Diversity in food culture and consumption: analysing Community Supported Agriculture in Italy and Norway
In the last two decades, a growing body of literature has reported the emergence of community-driven processes of consumer-producer cooperation, with the aim of creating alternatives to the dominant food system. These organizational arrangements have been defined and conceptualized in different ways, such as alternative food networks, short food-supply chains, civic food networks, local food networks, witnessing the growing importance of local communities in generating place-based solutions to the demand for organic, local, and sustainable food. Food provisioning becomes then a field of engagement to start changing the meanings of food in a cultural, environmental, social and sometimes political sense, against commodification and unsustainable food production.
The term “civic food networks (CFN)” seems particularly useful to highlight the relevance of civil society initiatives in a wider local food policy perspective and because this concept stresses the linkages to other initiatives characterized by a transformative potential, such as solidarity economy, transition towns, de-growth. Against this background, in the framework of FOOdIVERSE, we are analysing two experiences of community supported agriculture (CSA), in Italy and Norway. CSAs are defined as «a community of individuals who pledge support to a farm(s) operation so that the farmland becomes, either legally or spiritually, the community’s farm, with the growers and consumers providing mutual support and sharing the risks and benefits of food production».
The CSA “NaturalMente in Trentino” was established in 2020 in Trento (North-East of Italy) and it involves at present 10 producers and 29 households (March 2023) who started to cooperate in the summer following the first wave of the COVID pandemic. Most of the farmers are owners of recently founded farms with few employees, often members of their own families, and small dimensions, both in terms of turnover and agricultural area employed.
Hadeland CSA is based in Jevnaker municipality north of the Norwegian capital Oslo. The CSA consists of about 60 households and three farms. The members take part in the planning and cultivating of vegetables and flowers on one of the farms. The field is about 0,5 ha. and more than 40 different varieties of vegetables, potatoes and flowers are grown. The members can also buy shares of the farms’ production of meat (lamb, cattle, pork), eggs, berries and fruits (jam and juice).

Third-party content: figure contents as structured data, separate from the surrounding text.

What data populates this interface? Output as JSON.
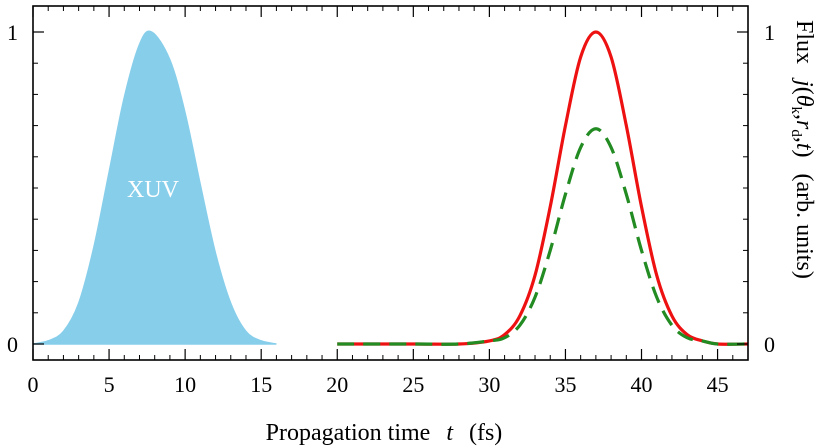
{
  "chart_data": {
    "type": "line",
    "xlabel": {
      "prefix": "Propagation time",
      "symbol": "t",
      "unit": "(fs)"
    },
    "ylabel_right": {
      "flux": "Flux",
      "j": "j",
      "open": "(",
      "theta": "θ",
      "k_sub": "k",
      "comma1": ",",
      "r": "r",
      "d_sub": "d",
      "comma2": ",",
      "t": "t",
      "close": ")",
      "units": "(arb. units)"
    },
    "xlim": [
      0,
      47
    ],
    "ylim": [
      0,
      1
    ],
    "x_ticks": [
      0,
      5,
      10,
      15,
      20,
      25,
      30,
      35,
      40,
      45
    ],
    "y_ticks_left": [
      0,
      1
    ],
    "y_ticks_right": [
      0,
      1
    ],
    "grid": false,
    "annotation": "XUV",
    "series": [
      {
        "kind": "filled-area",
        "color": "#87CEEB",
        "x": [
          0,
          1,
          2,
          3,
          4,
          5,
          6,
          7,
          7.8,
          9,
          10,
          11,
          12,
          13,
          14,
          15,
          16
        ],
        "y": [
          0.0,
          0.01,
          0.04,
          0.13,
          0.31,
          0.55,
          0.79,
          0.96,
          1.0,
          0.91,
          0.74,
          0.51,
          0.29,
          0.13,
          0.04,
          0.01,
          0.0
        ]
      },
      {
        "kind": "solid-line",
        "color": "#ee1111",
        "x": [
          20,
          25,
          28,
          30,
          31,
          32,
          33,
          34,
          35,
          36,
          37,
          38,
          39,
          40,
          41,
          42,
          43,
          44,
          45,
          47
        ],
        "y": [
          0.0,
          0.0,
          0.0,
          0.01,
          0.03,
          0.09,
          0.22,
          0.44,
          0.7,
          0.92,
          1.0,
          0.92,
          0.7,
          0.44,
          0.22,
          0.09,
          0.03,
          0.01,
          0.0,
          0.0
        ]
      },
      {
        "kind": "dashed-line",
        "color": "#228B22",
        "x": [
          20,
          25,
          28,
          30,
          31,
          32,
          33,
          34,
          35,
          36,
          37,
          38,
          39,
          40,
          41,
          42,
          43,
          44,
          45,
          47
        ],
        "y": [
          0.0,
          0.0,
          0.0,
          0.01,
          0.02,
          0.06,
          0.15,
          0.3,
          0.48,
          0.63,
          0.69,
          0.63,
          0.48,
          0.3,
          0.15,
          0.06,
          0.02,
          0.01,
          0.0,
          0.0
        ]
      }
    ]
  }
}
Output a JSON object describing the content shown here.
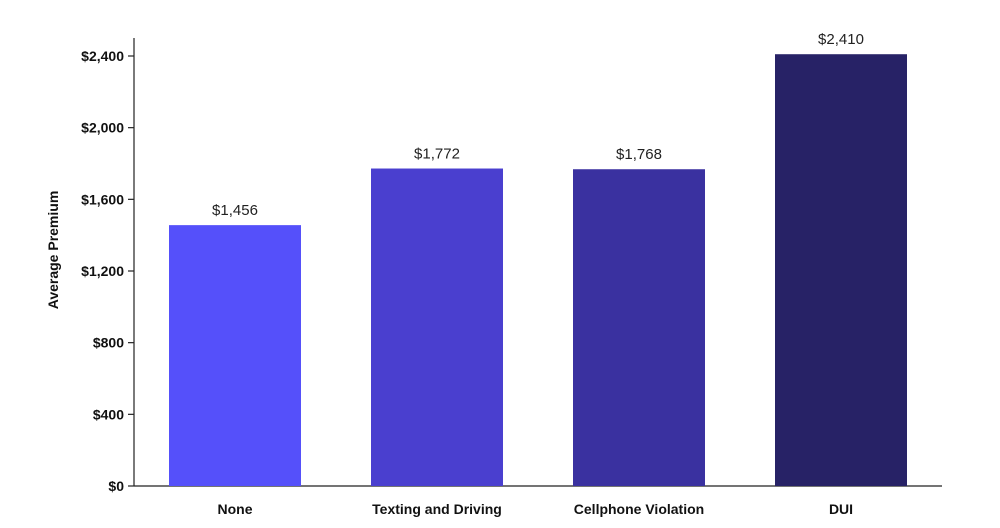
{
  "chart_data": {
    "type": "bar",
    "title": "",
    "xlabel": "",
    "ylabel": "Average Premium",
    "categories": [
      "None",
      "Texting and Driving",
      "Cellphone Violation",
      "DUI"
    ],
    "values": [
      1456,
      1772,
      1768,
      2410
    ],
    "data_labels": [
      "$1,456",
      "$1,772",
      "$1,768",
      "$2,410"
    ],
    "bar_colors": [
      "#5550fa",
      "#4a3fcf",
      "#3a31a0",
      "#272266"
    ],
    "ylim": [
      0,
      2400
    ],
    "yticks": [
      0,
      400,
      800,
      1200,
      1600,
      2000,
      2400
    ],
    "ytick_labels": [
      "$0",
      "$400",
      "$800",
      "$1,200",
      "$1,600",
      "$2,000",
      "$2,400"
    ],
    "grid": false,
    "legend": "none"
  }
}
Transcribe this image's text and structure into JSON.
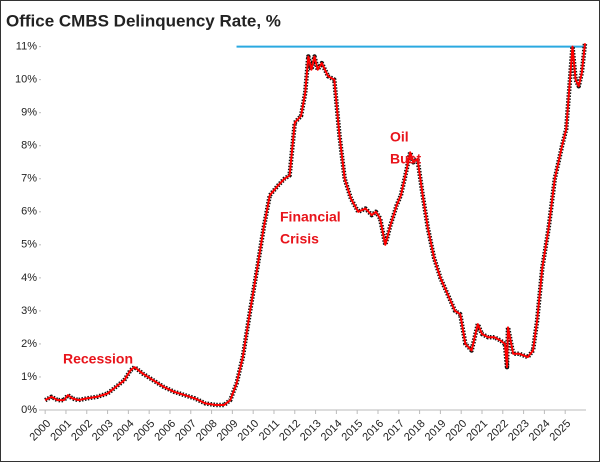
{
  "chart_data": {
    "type": "line",
    "title": "Office CMBS Delinquency Rate, %",
    "x": [
      2000.0,
      2000.3,
      2000.6,
      2000.9,
      2001.1,
      2001.3,
      2001.6,
      2002.0,
      2002.5,
      2003.0,
      2003.4,
      2003.8,
      2004.1,
      2004.3,
      2004.7,
      2005.2,
      2005.7,
      2006.2,
      2006.7,
      2007.2,
      2007.7,
      2008.2,
      2008.6,
      2008.9,
      2009.2,
      2009.5,
      2009.85,
      2010.2,
      2010.5,
      2010.8,
      2011.2,
      2011.5,
      2011.75,
      2012.0,
      2012.3,
      2012.5,
      2012.65,
      2012.8,
      2012.95,
      2013.1,
      2013.3,
      2013.6,
      2013.9,
      2014.15,
      2014.4,
      2014.7,
      2015.05,
      2015.4,
      2015.7,
      2015.9,
      2016.1,
      2016.35,
      2016.6,
      2016.9,
      2017.1,
      2017.35,
      2017.55,
      2017.7,
      2017.9,
      2018.15,
      2018.4,
      2018.7,
      2019.0,
      2019.35,
      2019.7,
      2019.95,
      2020.2,
      2020.5,
      2020.8,
      2021.0,
      2021.3,
      2021.6,
      2021.9,
      2022.1,
      2022.2,
      2022.25,
      2022.5,
      2022.8,
      2023.2,
      2023.45,
      2023.65,
      2023.9,
      2024.2,
      2024.5,
      2024.85,
      2025.05,
      2025.35,
      2025.5,
      2025.65,
      2025.8,
      2025.95
    ],
    "series": [
      {
        "name": "Office CMBS Delinquency Rate",
        "color": "#ff0000",
        "values": [
          0.3,
          0.4,
          0.3,
          0.3,
          0.45,
          0.35,
          0.3,
          0.35,
          0.4,
          0.5,
          0.7,
          0.9,
          1.2,
          1.3,
          1.1,
          0.9,
          0.7,
          0.55,
          0.45,
          0.35,
          0.2,
          0.15,
          0.15,
          0.3,
          0.8,
          1.6,
          3.0,
          4.3,
          5.5,
          6.5,
          6.8,
          7.0,
          7.1,
          8.7,
          8.9,
          9.6,
          10.7,
          10.3,
          10.7,
          10.3,
          10.5,
          10.1,
          10.0,
          8.3,
          7.0,
          6.4,
          6.0,
          6.1,
          5.9,
          6.0,
          5.8,
          5.0,
          5.6,
          6.2,
          6.5,
          7.2,
          7.8,
          7.5,
          7.6,
          6.5,
          5.5,
          4.6,
          4.0,
          3.5,
          3.0,
          2.9,
          2.0,
          1.8,
          2.6,
          2.3,
          2.2,
          2.2,
          2.1,
          2.0,
          1.3,
          2.5,
          1.7,
          1.7,
          1.6,
          1.8,
          2.7,
          4.3,
          5.5,
          7.0,
          8.0,
          8.5,
          11.0,
          10.0,
          9.8,
          10.2,
          11.1
        ]
      }
    ],
    "xlim": [
      1999.8,
      2026.0
    ],
    "xticks": [
      2000,
      2001,
      2002,
      2003,
      2004,
      2005,
      2006,
      2007,
      2008,
      2009,
      2010,
      2011,
      2012,
      2013,
      2014,
      2015,
      2016,
      2017,
      2018,
      2019,
      2020,
      2021,
      2022,
      2023,
      2024,
      2025
    ],
    "ylim": [
      0,
      11.2
    ],
    "yticks": [
      {
        "value": 0,
        "label": "0%"
      },
      {
        "value": 1,
        "label": "1%"
      },
      {
        "value": 2,
        "label": "2%"
      },
      {
        "value": 3,
        "label": "3%"
      },
      {
        "value": 4,
        "label": "4%"
      },
      {
        "value": 5,
        "label": "5%"
      },
      {
        "value": 6,
        "label": "6%"
      },
      {
        "value": 7,
        "label": "7%"
      },
      {
        "value": 8,
        "label": "8%"
      },
      {
        "value": 9,
        "label": "9%"
      },
      {
        "value": 10,
        "label": "10%"
      },
      {
        "value": 11,
        "label": "11%"
      }
    ],
    "reference_line": {
      "y": 11,
      "x_start": 2009.2,
      "color": "#2aa9e0"
    },
    "annotations": [
      {
        "lines": [
          "Recession"
        ]
      },
      {
        "lines": [
          "Financial",
          "Crisis"
        ]
      },
      {
        "lines": [
          "Oil",
          "Bust"
        ]
      }
    ],
    "annotation_color": "#e8141b",
    "grid": false
  }
}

Relying on a practice theory approach, we are focusing on the internal dynamics of the CSAs to understand why people join CFNs and how being part of a CFN influences people’s everyday food practices.
Preliminary results show how changing eating practices implies several challenges at the individual and institutional levels. On the one hand, being part of CFNs allows for the stabilization of embodied habits, temporal routines and shared norms within social networks. On the other hand, the role of food policies appears crucial for promoting sustainable eating, acting on the main components of practices related to food production, distribution and consumption.